Scenario analysis has always been central to operational risk. The ability to imagine “what if,” assess potential impacts, and test resilience across processes and controls is what prepares organizations for the unexpected. But scenario analysis is slow when everything starts with a blank page. That’s why SureStep partnered with a client to combine IBM OpenPages 9.1 Scenario Analysis with OpenAI’s GPT-5 models—and in the process, redefined how teams approached the exercise.
Our client, a large financial institution, wanted to refresh its operational risk scenarios. Workshops often struggled to get beyond generic risks, and the time spent drafting scenarios limited how many could be meaningfully assessed. To break the cycle, we used GPT-5 to pre-populate the discussion.
We began by curating a set of current headlines and regulatory alerts relevant to their business: cyber breaches at peer institutions, sanctions-driven supply chain shocks, and reputational risks linked to ESG reporting. Feeding this into GPT-5, we asked the model to generate draft scenarios aligned to the client’s industry. The model returned several structured examples, each including event drivers, potential impact pathways, and considerations for controls.

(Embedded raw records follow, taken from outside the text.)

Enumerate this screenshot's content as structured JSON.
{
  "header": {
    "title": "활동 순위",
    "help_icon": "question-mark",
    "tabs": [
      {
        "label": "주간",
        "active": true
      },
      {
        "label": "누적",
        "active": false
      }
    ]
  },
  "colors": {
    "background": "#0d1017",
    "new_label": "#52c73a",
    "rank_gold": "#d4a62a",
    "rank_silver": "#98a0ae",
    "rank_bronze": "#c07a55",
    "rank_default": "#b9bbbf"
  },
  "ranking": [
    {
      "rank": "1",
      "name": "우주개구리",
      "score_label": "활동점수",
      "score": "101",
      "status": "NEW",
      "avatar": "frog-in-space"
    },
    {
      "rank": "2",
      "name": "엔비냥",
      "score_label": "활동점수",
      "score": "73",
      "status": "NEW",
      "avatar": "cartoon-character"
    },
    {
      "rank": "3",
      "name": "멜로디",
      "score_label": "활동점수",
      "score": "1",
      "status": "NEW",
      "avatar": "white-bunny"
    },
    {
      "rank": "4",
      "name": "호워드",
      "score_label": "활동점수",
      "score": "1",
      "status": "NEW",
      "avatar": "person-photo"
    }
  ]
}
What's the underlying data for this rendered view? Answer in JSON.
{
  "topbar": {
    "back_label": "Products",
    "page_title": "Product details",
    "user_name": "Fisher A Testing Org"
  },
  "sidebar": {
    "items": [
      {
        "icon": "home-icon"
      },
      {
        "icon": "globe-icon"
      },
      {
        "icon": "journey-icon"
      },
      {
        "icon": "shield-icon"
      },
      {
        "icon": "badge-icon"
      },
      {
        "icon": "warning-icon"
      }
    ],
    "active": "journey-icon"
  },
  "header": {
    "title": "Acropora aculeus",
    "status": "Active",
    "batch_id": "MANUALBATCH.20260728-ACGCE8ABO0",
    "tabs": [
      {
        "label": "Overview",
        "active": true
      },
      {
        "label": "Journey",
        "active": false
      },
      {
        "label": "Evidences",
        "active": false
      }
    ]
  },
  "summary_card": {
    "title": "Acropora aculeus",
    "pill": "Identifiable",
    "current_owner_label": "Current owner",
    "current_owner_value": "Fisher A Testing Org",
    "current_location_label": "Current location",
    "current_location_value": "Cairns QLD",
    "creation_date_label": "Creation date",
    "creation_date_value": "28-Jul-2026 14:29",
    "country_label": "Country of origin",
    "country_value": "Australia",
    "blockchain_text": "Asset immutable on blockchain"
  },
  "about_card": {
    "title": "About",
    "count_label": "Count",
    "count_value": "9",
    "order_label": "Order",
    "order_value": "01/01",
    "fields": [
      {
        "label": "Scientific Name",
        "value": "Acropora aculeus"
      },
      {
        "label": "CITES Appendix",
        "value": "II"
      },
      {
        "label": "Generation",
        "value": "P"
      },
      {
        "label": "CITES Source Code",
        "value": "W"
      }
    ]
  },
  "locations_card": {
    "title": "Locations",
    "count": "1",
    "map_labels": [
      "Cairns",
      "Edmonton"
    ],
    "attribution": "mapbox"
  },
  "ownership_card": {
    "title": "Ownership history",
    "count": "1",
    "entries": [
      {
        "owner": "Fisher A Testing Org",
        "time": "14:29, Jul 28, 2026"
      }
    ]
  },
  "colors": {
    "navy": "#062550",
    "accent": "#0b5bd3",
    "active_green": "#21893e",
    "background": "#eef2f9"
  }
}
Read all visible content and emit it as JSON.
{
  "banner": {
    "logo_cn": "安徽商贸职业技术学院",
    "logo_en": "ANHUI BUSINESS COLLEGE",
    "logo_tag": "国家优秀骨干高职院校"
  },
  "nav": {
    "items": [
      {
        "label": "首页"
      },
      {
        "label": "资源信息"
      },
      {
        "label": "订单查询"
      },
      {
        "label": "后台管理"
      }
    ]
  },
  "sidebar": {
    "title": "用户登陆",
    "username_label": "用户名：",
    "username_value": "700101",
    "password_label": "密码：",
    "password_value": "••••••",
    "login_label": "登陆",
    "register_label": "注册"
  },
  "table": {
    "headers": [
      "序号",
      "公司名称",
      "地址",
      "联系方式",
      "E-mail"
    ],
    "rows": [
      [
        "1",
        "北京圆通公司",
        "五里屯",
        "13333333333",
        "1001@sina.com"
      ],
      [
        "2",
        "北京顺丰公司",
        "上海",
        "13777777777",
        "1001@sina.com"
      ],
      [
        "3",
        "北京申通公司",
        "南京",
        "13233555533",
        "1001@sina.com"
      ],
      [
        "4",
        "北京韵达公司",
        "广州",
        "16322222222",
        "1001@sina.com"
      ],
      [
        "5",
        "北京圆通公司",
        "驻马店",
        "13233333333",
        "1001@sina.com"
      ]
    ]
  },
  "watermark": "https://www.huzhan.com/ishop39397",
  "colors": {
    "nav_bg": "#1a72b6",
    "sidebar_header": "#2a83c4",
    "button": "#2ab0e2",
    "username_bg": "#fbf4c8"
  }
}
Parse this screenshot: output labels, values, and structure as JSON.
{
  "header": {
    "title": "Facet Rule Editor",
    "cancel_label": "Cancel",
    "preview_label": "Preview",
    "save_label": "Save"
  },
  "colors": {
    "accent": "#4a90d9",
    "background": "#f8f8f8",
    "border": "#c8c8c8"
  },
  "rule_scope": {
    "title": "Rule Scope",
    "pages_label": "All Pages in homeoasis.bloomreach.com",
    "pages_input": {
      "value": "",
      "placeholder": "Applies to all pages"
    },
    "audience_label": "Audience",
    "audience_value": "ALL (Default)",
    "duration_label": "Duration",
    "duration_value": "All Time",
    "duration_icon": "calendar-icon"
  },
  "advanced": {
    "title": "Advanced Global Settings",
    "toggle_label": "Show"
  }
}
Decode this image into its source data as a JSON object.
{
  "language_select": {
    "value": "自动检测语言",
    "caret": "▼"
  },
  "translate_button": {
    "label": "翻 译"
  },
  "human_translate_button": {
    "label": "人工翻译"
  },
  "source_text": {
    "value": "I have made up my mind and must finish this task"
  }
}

From there, we imported four selected scenarios into OpenPages Scenario Analysis as the workshop baseline. Instead of starting with an empty screen, participants could see draft scenarios already documented and ready for discussion. Their role was to refine and validate—confirming which were most relevant, adjusting assumptions, and aligning them to the organization’s risk appetite.
The real innovation came in how we used the Scenario Result object. For each of the four scenarios, we pre-generated draft results by team—Technology, Compliance, Business Lines, and Operations—so that each group came to the workshop with its own perspective ready for review. This meant that instead of debating hypotheticals, each team could open its child record under the Scenario Analysis object and see a GPT-generated draft of likely impacts specific to its domain.
For example:
- The Technology team’s Scenario Result outlined likely system outages and cyber vulnerabilities.
- The Compliance team’s draft focused on sanctions enforcement and potential fines.
- Business Lines saw reputational exposure and customer trust risks.
- Operations reviewed supply chain disruptions and continuity challenges.
In practice, this transformed the workshop. Within hours, the group moved from four draft scenarios to a full set of results per team. Discussions were deeper because they started with something tangible, not a blank sheet. And OpenPages captured it all in structure—scenarios, results, and links back to risks and controls.
The outcome for our client was clear: faster workshops, richer discussion, and broader coverage of emerging threats. By pairing IBM OpenPages with GPT-5, they were able to scale their scenario analysis program without scaling the effort.
This approach demonstrates the future of operational risk. AI can generate the sparks, governance systems provide the structure, and risk experts bring the judgment. The result is scenario analysis that is not just faster, but smarter.